Your code has the following problems:

  • You are not allocating 2D arrays, but rather pointer-to-pointer based look-up tables segmented all over the heap. This is widespread but poor practice: there is never a reason to segment your 2D array and allocate it in multiple places. The code turns complex and the program turns slow, for no benefit.

  • There is no reason to declare the matrix as a global variable.

  • There is never a reason to have 3 levels of indirection in C. This is known as "three star programming" and is a certain sign of fundamentally flawed program design.
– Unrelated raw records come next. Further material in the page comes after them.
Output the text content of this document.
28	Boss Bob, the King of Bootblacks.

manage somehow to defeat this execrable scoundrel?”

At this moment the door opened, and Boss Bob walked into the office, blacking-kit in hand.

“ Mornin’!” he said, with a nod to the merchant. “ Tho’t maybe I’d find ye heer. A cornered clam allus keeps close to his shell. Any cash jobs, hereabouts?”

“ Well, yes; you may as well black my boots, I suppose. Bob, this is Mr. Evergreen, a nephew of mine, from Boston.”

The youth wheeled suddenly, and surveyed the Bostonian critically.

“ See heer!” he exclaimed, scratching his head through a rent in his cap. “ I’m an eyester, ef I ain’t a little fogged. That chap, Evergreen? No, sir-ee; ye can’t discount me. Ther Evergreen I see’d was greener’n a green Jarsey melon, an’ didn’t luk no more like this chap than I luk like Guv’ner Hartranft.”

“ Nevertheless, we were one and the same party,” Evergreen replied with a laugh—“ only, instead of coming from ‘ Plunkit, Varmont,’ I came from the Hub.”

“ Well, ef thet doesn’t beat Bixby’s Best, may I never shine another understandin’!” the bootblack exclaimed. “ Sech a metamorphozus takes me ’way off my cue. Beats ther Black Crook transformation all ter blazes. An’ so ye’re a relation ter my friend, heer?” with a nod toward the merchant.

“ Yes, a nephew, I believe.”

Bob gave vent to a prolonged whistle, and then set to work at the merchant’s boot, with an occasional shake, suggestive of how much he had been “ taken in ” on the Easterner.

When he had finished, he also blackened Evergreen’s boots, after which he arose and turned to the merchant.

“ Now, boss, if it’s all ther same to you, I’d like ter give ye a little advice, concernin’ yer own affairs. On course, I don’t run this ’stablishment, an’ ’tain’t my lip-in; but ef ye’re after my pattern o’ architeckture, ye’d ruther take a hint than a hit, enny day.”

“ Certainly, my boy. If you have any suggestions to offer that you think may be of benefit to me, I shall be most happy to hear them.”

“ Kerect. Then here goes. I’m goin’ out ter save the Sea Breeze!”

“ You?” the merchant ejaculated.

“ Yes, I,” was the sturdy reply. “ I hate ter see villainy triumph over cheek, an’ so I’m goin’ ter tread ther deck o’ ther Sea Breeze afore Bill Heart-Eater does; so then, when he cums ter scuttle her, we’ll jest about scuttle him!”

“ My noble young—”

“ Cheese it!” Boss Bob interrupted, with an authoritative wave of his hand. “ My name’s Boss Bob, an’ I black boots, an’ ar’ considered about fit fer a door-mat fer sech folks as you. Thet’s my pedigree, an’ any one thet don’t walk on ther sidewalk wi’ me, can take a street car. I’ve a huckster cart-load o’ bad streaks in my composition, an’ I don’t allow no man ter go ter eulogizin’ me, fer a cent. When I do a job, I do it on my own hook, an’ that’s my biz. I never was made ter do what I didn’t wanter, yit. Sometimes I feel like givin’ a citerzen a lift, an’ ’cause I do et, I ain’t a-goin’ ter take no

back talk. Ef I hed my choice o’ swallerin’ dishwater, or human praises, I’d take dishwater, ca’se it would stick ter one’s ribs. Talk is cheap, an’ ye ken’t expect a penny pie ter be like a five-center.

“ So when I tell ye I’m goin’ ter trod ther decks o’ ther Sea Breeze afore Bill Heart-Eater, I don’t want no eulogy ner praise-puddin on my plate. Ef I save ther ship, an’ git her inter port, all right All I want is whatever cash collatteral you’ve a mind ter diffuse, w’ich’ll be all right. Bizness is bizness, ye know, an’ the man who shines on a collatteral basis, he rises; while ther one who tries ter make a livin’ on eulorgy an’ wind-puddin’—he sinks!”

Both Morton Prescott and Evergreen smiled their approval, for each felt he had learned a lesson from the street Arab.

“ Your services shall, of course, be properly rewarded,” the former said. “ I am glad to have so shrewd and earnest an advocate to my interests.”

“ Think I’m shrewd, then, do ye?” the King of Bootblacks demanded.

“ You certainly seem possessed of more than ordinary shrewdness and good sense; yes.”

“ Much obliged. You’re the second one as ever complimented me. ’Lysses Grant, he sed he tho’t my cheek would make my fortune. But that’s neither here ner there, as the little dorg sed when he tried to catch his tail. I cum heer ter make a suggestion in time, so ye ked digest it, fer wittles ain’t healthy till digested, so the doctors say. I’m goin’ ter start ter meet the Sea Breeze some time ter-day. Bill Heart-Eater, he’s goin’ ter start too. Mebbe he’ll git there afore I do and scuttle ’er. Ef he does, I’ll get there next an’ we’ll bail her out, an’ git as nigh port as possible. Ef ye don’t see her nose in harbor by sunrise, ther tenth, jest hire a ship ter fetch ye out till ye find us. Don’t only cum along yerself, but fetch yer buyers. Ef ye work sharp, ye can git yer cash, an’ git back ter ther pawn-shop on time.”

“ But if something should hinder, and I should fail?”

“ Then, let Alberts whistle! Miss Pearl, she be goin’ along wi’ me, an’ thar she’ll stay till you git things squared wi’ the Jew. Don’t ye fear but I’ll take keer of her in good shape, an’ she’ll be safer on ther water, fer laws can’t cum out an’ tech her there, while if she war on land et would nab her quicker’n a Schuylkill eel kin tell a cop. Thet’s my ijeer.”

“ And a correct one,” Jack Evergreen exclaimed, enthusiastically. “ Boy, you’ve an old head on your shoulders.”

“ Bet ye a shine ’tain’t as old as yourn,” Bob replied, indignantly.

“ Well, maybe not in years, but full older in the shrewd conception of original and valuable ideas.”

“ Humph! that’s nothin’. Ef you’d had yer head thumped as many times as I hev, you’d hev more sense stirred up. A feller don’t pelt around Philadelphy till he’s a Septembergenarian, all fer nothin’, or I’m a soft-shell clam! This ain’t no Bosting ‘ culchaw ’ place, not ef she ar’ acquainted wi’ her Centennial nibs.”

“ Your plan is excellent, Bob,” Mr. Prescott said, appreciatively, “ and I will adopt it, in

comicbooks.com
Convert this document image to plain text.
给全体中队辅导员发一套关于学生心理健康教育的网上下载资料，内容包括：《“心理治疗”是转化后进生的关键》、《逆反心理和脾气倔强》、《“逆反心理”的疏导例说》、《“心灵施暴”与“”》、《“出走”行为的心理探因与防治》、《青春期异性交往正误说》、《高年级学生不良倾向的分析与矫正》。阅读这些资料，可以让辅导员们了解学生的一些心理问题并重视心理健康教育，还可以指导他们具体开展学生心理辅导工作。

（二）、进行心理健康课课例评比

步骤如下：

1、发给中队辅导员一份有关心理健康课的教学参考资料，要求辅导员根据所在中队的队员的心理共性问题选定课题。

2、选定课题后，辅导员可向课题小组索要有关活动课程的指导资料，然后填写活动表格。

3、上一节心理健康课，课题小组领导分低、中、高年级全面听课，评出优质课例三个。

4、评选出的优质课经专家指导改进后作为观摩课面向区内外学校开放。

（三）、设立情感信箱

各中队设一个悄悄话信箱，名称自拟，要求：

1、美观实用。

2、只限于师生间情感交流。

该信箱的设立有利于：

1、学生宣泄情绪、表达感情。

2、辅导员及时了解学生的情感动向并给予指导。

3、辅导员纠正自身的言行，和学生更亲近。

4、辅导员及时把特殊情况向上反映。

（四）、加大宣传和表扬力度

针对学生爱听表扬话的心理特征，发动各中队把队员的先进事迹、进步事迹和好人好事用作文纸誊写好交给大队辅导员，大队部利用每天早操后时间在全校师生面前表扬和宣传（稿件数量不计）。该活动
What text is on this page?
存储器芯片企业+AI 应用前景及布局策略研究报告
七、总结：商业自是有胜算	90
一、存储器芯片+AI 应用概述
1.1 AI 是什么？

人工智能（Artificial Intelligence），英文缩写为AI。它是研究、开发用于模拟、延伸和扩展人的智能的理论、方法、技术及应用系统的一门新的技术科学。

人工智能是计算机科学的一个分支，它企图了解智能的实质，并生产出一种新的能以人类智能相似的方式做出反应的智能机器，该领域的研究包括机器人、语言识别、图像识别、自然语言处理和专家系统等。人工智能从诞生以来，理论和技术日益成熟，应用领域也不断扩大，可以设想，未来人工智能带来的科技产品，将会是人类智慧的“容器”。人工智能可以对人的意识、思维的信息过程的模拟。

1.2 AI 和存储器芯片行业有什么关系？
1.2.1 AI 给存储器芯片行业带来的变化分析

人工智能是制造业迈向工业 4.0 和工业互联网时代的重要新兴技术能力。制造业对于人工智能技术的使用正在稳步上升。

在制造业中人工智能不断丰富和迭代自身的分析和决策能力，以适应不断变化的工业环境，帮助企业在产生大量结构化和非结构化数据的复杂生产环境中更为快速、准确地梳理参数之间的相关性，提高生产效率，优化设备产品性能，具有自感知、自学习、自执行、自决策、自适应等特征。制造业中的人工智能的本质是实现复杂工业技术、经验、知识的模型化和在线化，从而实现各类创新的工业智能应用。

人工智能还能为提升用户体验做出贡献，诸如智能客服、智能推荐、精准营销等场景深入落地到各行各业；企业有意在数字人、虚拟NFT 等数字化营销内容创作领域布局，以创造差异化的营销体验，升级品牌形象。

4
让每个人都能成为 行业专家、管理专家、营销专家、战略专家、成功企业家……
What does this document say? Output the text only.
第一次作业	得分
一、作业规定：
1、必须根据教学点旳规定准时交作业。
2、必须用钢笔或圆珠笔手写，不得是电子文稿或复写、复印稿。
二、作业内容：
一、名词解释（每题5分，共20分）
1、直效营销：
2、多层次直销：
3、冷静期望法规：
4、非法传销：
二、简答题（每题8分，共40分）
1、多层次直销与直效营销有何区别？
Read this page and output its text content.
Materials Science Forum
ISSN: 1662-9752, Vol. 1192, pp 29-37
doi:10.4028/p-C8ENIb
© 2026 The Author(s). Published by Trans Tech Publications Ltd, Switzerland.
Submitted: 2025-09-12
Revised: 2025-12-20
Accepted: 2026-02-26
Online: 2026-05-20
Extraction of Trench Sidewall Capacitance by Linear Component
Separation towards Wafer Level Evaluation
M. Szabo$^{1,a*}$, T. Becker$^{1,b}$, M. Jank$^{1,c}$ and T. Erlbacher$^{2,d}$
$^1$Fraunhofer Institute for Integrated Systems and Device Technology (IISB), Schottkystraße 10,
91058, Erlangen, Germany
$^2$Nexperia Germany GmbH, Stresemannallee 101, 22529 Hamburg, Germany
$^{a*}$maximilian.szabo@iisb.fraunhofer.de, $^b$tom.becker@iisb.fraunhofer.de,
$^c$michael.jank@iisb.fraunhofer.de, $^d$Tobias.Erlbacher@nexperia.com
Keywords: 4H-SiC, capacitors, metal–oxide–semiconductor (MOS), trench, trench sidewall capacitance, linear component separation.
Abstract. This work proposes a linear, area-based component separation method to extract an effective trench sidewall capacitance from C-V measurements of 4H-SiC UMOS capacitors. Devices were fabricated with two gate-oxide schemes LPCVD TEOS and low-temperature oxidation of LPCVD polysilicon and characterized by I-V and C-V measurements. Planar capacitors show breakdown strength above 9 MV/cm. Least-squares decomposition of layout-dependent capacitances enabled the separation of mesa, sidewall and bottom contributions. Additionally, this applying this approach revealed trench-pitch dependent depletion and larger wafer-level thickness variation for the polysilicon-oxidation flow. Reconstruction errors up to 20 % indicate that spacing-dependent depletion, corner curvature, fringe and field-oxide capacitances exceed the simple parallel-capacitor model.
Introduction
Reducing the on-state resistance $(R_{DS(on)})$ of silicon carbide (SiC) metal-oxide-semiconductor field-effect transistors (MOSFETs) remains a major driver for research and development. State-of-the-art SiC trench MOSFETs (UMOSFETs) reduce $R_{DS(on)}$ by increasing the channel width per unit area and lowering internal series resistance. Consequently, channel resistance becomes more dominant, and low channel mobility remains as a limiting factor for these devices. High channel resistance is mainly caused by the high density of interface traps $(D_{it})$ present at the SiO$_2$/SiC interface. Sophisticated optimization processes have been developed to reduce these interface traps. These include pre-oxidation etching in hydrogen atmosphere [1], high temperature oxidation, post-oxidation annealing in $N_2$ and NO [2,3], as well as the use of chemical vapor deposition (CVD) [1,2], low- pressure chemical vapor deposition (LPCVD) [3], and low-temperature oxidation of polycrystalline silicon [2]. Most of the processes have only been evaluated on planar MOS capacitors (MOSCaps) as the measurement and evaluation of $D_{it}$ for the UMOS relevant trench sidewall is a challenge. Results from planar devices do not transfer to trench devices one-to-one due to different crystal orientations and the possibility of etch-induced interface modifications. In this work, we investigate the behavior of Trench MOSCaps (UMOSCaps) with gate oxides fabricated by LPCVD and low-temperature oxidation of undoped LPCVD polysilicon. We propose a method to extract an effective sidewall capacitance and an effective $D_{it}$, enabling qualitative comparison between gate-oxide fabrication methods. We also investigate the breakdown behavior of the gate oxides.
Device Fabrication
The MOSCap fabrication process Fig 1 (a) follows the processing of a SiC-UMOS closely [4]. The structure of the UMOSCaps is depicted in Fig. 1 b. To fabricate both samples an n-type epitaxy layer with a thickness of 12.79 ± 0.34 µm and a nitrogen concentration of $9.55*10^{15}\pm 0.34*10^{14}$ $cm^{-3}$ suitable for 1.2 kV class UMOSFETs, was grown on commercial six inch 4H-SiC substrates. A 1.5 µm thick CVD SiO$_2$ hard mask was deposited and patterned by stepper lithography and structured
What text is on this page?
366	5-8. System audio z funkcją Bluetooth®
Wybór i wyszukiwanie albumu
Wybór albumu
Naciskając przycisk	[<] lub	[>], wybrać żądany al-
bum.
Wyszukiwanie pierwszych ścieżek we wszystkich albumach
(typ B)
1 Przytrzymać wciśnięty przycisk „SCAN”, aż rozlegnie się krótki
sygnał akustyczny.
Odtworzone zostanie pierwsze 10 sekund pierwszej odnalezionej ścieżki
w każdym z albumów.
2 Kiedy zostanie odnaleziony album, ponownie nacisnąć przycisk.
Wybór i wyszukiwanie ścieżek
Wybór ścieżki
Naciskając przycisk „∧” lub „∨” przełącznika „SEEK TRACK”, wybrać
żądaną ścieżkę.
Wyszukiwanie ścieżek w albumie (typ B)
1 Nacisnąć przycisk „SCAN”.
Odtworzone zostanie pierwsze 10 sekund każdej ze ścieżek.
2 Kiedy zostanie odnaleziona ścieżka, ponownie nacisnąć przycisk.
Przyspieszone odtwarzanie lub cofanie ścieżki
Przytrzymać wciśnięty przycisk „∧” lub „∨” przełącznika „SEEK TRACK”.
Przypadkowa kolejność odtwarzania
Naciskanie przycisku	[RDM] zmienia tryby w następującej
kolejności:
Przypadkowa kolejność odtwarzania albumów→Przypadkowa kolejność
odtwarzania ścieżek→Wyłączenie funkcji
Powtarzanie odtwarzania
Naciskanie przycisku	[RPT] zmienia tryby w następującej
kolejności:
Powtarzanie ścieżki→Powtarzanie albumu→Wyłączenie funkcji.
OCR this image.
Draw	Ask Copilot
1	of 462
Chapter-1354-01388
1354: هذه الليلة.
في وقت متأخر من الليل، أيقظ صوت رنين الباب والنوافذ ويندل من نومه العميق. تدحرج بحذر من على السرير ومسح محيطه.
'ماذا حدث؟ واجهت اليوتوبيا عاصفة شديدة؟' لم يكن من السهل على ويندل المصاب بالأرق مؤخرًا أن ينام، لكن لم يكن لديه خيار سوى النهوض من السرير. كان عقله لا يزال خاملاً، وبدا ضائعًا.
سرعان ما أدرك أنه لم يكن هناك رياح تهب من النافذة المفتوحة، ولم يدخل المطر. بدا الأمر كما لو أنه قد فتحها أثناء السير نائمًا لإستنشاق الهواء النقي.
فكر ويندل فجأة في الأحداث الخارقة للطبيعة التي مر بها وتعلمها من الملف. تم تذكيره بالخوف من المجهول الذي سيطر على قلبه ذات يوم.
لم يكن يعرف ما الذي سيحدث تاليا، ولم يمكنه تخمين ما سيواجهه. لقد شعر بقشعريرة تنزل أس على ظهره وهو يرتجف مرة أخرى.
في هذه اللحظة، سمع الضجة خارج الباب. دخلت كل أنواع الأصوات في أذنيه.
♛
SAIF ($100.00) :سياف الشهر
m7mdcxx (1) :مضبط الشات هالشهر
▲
Unfortunately, this means that your teacher is not a trustworthy source of C knowledge.

Instead, you should be allocating 2D arrays:

#include <stdio.h>
#include <stdlib.h>

void loadMatrix(FILE* fp, int rowSize, int colSize, int matrix[rowSize][colSize]) 
{
    for (int i = 0; i < rowSize; i++) {
        for (int j = 0; j < colSize; j++) {
            fscanf(fp, "%d", &matrix[i][j]);
        }
    }
}


int main (void)
{
  const int ROWS = 4;
  const int COLS = 5;
  int (*matrix)[ROWS][COLS]; // array pointer to variable-length array

  matrix = malloc( sizeof(int[ROWS][COLS]) );
  if(matrix == NULL)
  {
    // error handling
  }

  FILE* fp = ...;
  loadMatrix(fp, ROWS, COLS, *matrix); // contents of what the pointer points at is the array

  free(matrix);
}

To fully understand the above, I recommend studying variable-length arrays and how arrays decay into pointers to the first element.